Writing a Braille Letter Home
Tilak is a 10-year-old boy who attends a residential school for the blind in India. For 4 years, he struggled with the alphabet and his teachers noted that he has not mastered the ability to write a single letter in 4 years. They attempted to teach him through rote repetition at his desk, and year after year, both he and his teachers became increasingly frustrated. Because he was not able to keep up with his classmates, he was moved into a separate class for students with multiple disabilities. In this new setting, his teacher, Anusoya Sharma, invited him to write a letter to his parents, whom the boy only saw a few times each year during the school vacations. He sat and thought about this for a few minutes, and then asked his teacher, "You mean if I write something in braille on this card, my parents will know this is from me?" He got quite excited when his teacher assured him that his parents would indeed know this letter was from him. This was a moment of revelation for Tilak, when he understood the purpose of braille for the very first time. Up until that moment, it had been an abstract exercise that was not connected to any meaning for him. Blind since birth, he had never observed people around him reading or writing, and the fact that he comes from a rural area with a low literacy rate meant that there were even fewer examples of reading and writing in use around him. Children who are blind need to be explicitly told when someone is reading or writing, in order to develop an understanding of how literacy skills are woven into daily life.
Sharing Braille Letter with Classmates
After Tilak finished writing a letter in braille to his parents, he was eager to show the letter to his classmates. This gave them the chance to further understand the social aspects of braille, in that they are both braille readers. The girl in the photo below, Ashita, was also inspired to use braille to write to her family, as she is in the same residential school for the blind in India.
Incorporating Orientation and Mobility into the Lesson
Once Tilak finished writing his letter home, he was ready to learn the next part of the process. The class walked to the post office, where they were able to practice many functional skills, including travel skills and community experience.
Skills for Younger Children
Younger children in the class were able to work on skills at their own level. One boy, Gurdeep, is working on basic concepts, such as in/out, up/down, top/bottom. He is also practicing tactile and fine motor skills. He used the key to unlock the school gate, which gave him the opportunity to experience the meaning of "lock" and "unlock", as well as vocabulary, such as "key". In addition, he used his fine motor skills to place the key "in" and to turn it.
Using Money Skills to Make a Purchase
Before going to the post office, the students discussed what they wanted to purchase. They decided to get one postcard for each child in the class, so that each of them could write a letter home. Again, this gave them a chance to practice many different types of skills, such as making decisions, social interaction with their classmates, and counting.
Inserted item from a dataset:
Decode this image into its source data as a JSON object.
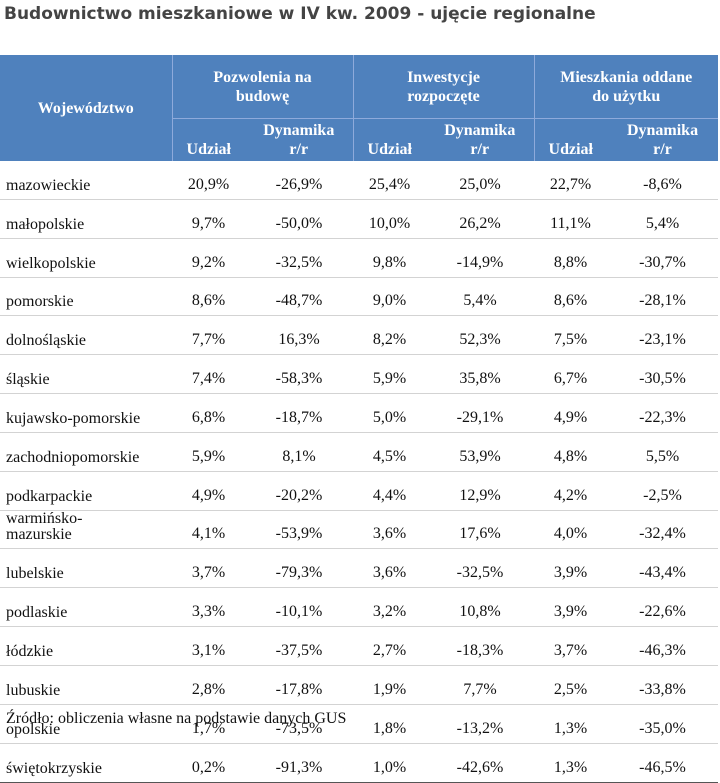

When they arrived at the post office, Tilak, who is learning to add coins together, requested the specified number of postcards and counted out the money to pay the postal worker. This allowed him to practice coin identification, as well as addition and subtraction (calculating how much change he should receive).
Using Language Skills to Share Experience
After making the purchase, Tilak was able to use his language and sequencing skills to explain to his classmates what he had bought.
Once they were back outside, Tilak showed the postcards to the others and explained what the cards are for.
Practicing Counting Skills
The younger children practiced one-to-one correspondence by counting each of the children in the class and then counting each of the postcards, noting that there was one card for each child.
Color Identification Skills for Children with Low Vision
One boy with low vision is working on color identification. He helped to locate the big red mailbox, while his classmate placed the letters in the mail slot.
Writing a Language Experience Story about the Post Office
When the students returned to the classroom, they wrote about their trip to the post office. The younger children attached objects from the experience onto pages of their story. This included a key to represent the key for unlocking the gate, a coin, such as the one used to purchase the cards, and a postcard. The boy with low vision also made a small red box to represent the mailbox. The older children wrote the braille text for each page. This enabled each of the students to participate at their own ability level, while giving all of them practical experience through a functional activity.